SLURM Jobs on Anvil
Most often we reach the need for SLURM jobs when the front-end Anvil computer nodes no longer have enough power to run our code.
In this example, we’ll take a simple Python notebook and translate it into a SLURM job.
We’ll also provide some important points on using SLURM within The Data Mine and with GPUs.
Jupyter Lab to SLURM
The code below allows us to filter the precip.csv
data by a starting letter.
This works great for our small data set, but let’s say we wanted to make this into a SLURM job so that we could run it on much more data over a longer period of time.
import pandas as pd
# Path to the data file in string format
file_to_read = "/anvil/projects/tdm/data/precip/precip.csv"

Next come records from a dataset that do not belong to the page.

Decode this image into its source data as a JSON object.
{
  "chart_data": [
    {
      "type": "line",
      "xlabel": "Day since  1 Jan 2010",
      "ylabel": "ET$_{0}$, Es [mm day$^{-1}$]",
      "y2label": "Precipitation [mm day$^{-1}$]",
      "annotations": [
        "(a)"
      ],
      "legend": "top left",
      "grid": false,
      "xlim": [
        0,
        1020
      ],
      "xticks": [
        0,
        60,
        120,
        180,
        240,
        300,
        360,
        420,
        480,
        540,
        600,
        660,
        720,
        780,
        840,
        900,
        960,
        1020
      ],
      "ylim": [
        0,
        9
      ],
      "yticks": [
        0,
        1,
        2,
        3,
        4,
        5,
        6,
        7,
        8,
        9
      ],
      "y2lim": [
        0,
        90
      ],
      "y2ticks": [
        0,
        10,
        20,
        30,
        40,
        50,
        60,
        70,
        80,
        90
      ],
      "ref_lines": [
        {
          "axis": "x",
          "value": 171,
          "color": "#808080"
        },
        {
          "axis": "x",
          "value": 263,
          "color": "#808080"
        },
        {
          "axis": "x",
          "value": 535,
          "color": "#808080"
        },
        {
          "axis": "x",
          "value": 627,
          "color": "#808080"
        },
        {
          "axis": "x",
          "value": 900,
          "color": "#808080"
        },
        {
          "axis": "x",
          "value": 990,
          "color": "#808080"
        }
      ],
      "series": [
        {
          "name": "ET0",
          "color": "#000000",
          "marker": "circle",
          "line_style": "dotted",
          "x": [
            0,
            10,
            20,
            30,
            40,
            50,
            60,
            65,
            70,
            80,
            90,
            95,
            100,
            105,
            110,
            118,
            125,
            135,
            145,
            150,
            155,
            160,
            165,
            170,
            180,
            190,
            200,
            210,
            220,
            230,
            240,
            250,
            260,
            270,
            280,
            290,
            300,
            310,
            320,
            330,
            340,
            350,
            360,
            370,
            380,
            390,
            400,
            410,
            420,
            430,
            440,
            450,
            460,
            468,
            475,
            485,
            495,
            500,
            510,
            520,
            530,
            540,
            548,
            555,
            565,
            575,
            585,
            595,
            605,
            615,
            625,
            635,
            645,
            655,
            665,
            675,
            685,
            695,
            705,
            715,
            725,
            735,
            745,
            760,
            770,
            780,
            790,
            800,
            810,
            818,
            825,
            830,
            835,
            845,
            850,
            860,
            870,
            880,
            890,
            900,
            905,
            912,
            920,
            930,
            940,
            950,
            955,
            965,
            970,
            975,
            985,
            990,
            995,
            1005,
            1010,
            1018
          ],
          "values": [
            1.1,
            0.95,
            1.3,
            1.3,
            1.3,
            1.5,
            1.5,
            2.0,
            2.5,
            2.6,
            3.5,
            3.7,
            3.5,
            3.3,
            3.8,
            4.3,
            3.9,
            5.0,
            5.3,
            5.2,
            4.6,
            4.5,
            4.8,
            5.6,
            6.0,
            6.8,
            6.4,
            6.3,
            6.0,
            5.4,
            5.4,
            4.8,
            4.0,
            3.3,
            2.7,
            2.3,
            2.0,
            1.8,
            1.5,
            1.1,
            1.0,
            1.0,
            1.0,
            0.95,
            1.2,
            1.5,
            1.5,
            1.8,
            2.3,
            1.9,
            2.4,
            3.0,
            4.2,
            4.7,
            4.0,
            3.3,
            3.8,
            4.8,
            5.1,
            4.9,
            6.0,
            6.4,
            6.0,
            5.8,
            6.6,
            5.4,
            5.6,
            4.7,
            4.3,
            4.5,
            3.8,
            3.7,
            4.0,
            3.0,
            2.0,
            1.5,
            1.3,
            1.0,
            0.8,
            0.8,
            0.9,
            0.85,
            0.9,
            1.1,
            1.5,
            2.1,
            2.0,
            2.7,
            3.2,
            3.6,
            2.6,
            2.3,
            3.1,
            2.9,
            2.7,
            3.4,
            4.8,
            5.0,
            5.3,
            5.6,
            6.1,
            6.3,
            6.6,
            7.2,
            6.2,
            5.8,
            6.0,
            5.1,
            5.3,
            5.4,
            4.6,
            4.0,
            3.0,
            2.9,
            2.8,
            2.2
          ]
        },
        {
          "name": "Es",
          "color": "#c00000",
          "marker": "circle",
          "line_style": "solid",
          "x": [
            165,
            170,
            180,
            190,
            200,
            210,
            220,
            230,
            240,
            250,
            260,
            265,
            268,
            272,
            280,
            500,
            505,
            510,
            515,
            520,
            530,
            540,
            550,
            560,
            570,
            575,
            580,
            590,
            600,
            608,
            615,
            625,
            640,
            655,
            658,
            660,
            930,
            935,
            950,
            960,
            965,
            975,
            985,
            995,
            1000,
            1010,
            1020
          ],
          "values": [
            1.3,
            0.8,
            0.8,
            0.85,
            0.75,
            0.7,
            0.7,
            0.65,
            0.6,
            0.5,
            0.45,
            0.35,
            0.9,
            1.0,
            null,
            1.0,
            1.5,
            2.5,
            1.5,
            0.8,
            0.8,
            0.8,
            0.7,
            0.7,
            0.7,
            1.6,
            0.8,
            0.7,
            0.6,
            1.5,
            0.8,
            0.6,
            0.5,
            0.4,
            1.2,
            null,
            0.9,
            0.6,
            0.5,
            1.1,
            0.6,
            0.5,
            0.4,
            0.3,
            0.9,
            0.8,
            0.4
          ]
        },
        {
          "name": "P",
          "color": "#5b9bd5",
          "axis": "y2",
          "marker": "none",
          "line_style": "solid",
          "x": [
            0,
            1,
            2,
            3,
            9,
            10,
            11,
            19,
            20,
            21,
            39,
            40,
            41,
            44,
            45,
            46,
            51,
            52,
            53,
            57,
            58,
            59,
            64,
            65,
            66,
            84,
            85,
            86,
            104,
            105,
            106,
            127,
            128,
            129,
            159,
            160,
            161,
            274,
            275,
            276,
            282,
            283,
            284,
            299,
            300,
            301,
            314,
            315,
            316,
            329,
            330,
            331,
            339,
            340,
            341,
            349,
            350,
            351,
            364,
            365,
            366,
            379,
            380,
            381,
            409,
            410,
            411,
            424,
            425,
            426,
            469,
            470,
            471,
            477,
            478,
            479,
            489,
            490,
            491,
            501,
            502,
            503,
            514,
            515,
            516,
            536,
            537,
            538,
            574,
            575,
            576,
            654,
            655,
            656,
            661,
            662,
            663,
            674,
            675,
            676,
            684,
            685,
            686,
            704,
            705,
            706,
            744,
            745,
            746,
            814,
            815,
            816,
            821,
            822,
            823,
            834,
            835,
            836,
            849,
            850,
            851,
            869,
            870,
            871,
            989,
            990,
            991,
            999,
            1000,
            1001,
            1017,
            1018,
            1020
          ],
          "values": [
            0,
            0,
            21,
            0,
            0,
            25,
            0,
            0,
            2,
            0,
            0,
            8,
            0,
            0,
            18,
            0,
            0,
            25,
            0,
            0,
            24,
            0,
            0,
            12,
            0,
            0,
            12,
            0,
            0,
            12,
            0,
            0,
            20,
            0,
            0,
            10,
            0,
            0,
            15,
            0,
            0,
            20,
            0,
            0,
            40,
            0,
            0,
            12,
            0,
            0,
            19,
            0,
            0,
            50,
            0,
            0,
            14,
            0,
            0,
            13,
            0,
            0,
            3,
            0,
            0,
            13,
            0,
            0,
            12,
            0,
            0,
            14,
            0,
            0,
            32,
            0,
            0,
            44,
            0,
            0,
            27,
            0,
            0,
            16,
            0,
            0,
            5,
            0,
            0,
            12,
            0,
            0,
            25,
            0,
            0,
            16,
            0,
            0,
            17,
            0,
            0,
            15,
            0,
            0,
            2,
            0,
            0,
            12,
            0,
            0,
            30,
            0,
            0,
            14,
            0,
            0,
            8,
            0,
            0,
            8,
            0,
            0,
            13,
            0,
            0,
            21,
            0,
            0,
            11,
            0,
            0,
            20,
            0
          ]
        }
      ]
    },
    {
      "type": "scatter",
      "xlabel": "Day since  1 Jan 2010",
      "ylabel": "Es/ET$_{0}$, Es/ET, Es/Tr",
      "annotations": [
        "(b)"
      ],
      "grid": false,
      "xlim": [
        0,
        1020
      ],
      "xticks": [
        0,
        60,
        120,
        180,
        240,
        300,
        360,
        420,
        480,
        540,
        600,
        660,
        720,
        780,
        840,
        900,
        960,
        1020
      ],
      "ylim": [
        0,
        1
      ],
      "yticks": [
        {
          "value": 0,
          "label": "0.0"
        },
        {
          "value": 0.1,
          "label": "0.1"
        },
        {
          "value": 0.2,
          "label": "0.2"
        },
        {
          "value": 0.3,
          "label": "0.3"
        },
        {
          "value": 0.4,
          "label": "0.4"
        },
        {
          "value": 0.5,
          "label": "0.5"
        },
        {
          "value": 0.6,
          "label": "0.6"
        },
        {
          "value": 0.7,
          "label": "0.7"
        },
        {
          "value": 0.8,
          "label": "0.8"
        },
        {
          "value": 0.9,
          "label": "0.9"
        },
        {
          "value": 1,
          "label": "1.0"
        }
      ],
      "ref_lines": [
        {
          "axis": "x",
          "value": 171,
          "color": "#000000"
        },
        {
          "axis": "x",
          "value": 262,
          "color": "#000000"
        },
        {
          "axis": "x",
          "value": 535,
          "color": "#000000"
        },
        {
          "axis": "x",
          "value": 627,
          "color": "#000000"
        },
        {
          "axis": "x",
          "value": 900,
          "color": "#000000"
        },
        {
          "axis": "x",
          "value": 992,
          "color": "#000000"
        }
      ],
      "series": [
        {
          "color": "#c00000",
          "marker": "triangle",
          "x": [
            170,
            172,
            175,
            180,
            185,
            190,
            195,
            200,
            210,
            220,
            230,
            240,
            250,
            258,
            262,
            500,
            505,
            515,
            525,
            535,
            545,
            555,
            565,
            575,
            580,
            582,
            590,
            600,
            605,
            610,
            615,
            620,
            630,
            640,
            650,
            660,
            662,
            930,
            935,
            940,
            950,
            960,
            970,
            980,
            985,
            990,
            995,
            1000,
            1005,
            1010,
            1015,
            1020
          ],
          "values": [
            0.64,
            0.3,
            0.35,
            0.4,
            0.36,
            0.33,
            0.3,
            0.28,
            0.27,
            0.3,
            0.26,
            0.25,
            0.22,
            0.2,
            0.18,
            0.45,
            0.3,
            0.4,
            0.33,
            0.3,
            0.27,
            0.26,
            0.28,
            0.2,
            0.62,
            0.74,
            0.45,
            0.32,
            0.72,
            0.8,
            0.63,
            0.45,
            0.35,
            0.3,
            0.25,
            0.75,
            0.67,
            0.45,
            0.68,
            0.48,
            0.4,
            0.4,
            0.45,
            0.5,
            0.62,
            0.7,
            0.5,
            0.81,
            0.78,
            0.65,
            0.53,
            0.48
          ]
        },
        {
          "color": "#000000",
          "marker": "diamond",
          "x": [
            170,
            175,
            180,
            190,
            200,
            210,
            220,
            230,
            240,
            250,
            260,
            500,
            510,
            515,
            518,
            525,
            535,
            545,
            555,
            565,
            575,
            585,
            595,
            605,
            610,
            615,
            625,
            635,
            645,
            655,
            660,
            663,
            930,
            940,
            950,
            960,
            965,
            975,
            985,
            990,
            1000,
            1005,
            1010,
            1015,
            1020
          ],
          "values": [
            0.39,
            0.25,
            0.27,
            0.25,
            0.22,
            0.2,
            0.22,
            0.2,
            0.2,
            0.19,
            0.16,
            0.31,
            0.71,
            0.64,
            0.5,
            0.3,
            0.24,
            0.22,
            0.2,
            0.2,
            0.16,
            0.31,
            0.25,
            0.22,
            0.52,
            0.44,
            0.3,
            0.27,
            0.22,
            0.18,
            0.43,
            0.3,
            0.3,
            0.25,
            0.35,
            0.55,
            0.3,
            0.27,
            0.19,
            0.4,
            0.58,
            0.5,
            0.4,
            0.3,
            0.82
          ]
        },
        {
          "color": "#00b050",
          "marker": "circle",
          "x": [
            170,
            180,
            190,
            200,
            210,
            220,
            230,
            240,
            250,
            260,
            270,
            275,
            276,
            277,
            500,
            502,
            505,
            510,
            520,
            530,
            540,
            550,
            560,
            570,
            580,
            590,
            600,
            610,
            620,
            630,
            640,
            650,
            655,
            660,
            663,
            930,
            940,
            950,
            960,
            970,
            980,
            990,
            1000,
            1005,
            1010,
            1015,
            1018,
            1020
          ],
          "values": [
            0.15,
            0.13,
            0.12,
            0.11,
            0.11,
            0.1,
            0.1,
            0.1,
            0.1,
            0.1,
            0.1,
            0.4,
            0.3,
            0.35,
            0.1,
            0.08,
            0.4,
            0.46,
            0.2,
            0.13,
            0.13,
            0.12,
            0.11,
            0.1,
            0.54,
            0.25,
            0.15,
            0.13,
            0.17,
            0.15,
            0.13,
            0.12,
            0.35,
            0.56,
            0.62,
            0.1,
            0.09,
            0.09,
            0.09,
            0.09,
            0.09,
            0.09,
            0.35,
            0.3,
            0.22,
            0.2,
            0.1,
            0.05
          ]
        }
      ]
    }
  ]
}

# Read in the data file as a dataframe
init_data = pd.read_csv(file_to_read)
# Check if each row consists of 'M' in 'place' column in
# the dataframe, returning either False or True
data_mask = init_data['place'].str.contains("M", regex=True)
The first thing we’ll need to do is move this into a Python script.
There’s lots of helpful documentation on writing your first Python script, but the most important parts are the file type and shebang (the line at the top of the Linux script).
The Python script’s file type should be a .py
file. We can create this in our Juypter Lab session.
The shebang at the top of the file is usually #!/usr/bin/env python3
. This helps the script know which Python to use during execution.
Starting with this information, we’ll create a python_slurm.py
file in the Jupyter Lab session and add the lines below.
Important: Be sure to update the last line to use your ID for the output.
#!/usr/bin/env python3
import pandas as pd
file_to_read = "/anvil/projects/tdm/data/precip/precip.csv"
init_data = pd.read_csv(file_to_read)
data_mask = init_data['place'].str.contains("M", regex=True)
# Keep the rows that consist of 'M'
filtered_data = init_data[data_mask]
# Save the data frame as a csv file in your home directory
filtered_data.to_csv("/home/x-dgi804/filter_out.csv")
Awesome! Now that we have that setup, we can create a SLURM submission script.
These are the instructions that SLURM will use to run the job.
Submitting a job to SLURM
SLURM works with job submission scripts to know how to run a file.
Similar to the last step, these are script that we setup, but they use a .sh
file extension.
We can create these files via Jupyter Lab as well and populate them with the lines below.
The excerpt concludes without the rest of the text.